Stars also run the danger of being crowded together. Since all comparisons are performed on the basis of position alone, crowded fields may make for ambiguous cross-identifications. A pair of stars are matched if the difference in their positions is less than a specified search radius (dependent on the scatter in the astrometric solution for the image). If more than one catalog stars are correlated with a star in an image, the new measurement is added to both catalog stars, and a flag is set noting that this observation had a blended IMAGE. Conversely, if a single catalog star is matched with more than one image star, both new measurements are added to the one catalog star, and a different flat is set, noting that this observation had a blended CATALOG.

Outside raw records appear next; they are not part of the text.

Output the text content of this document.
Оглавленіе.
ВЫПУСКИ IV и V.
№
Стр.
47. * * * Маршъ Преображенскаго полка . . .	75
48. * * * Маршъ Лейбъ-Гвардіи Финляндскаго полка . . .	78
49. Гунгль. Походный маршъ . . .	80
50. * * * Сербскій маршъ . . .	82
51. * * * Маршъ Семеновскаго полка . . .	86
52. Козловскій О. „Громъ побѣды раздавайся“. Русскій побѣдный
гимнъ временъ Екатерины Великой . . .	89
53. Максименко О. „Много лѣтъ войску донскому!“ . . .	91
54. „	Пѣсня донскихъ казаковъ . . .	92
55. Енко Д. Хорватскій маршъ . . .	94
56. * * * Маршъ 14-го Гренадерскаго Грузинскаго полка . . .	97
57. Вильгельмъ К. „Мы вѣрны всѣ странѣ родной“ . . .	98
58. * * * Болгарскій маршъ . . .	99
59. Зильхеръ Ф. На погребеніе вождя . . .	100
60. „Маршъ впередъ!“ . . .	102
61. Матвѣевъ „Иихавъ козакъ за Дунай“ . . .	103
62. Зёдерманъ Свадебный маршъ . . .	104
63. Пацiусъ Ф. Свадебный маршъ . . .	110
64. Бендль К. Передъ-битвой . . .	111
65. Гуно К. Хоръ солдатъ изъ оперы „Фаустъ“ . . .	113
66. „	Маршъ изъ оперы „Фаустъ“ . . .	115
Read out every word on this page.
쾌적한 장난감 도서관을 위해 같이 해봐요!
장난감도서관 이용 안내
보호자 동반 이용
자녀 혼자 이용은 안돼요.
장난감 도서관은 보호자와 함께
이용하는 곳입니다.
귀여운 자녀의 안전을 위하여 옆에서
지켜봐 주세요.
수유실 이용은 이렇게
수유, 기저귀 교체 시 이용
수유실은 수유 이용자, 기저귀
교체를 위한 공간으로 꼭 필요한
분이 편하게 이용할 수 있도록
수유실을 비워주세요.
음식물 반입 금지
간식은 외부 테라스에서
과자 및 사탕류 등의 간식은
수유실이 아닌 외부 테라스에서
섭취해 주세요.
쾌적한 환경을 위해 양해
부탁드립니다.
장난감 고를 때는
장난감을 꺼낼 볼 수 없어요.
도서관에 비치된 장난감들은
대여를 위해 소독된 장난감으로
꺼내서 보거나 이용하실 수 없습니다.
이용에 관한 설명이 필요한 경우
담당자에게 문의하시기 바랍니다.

Ptolemy is only responsible for analysing individual images and adding their results to the photometry database. As part of the maintenence of the photometry database, it is useful to run a variety of programs which cleanup and improve the database. These programs perform functions such as identifying moving objects, determining relative photometric zero points for images which overlap, and so forth. We call these types of programs `data worms' since they worm their way though the database on a regular schedule and process the data in some way. The `data worms' currently in use are discussed elsewhere (`dataworms').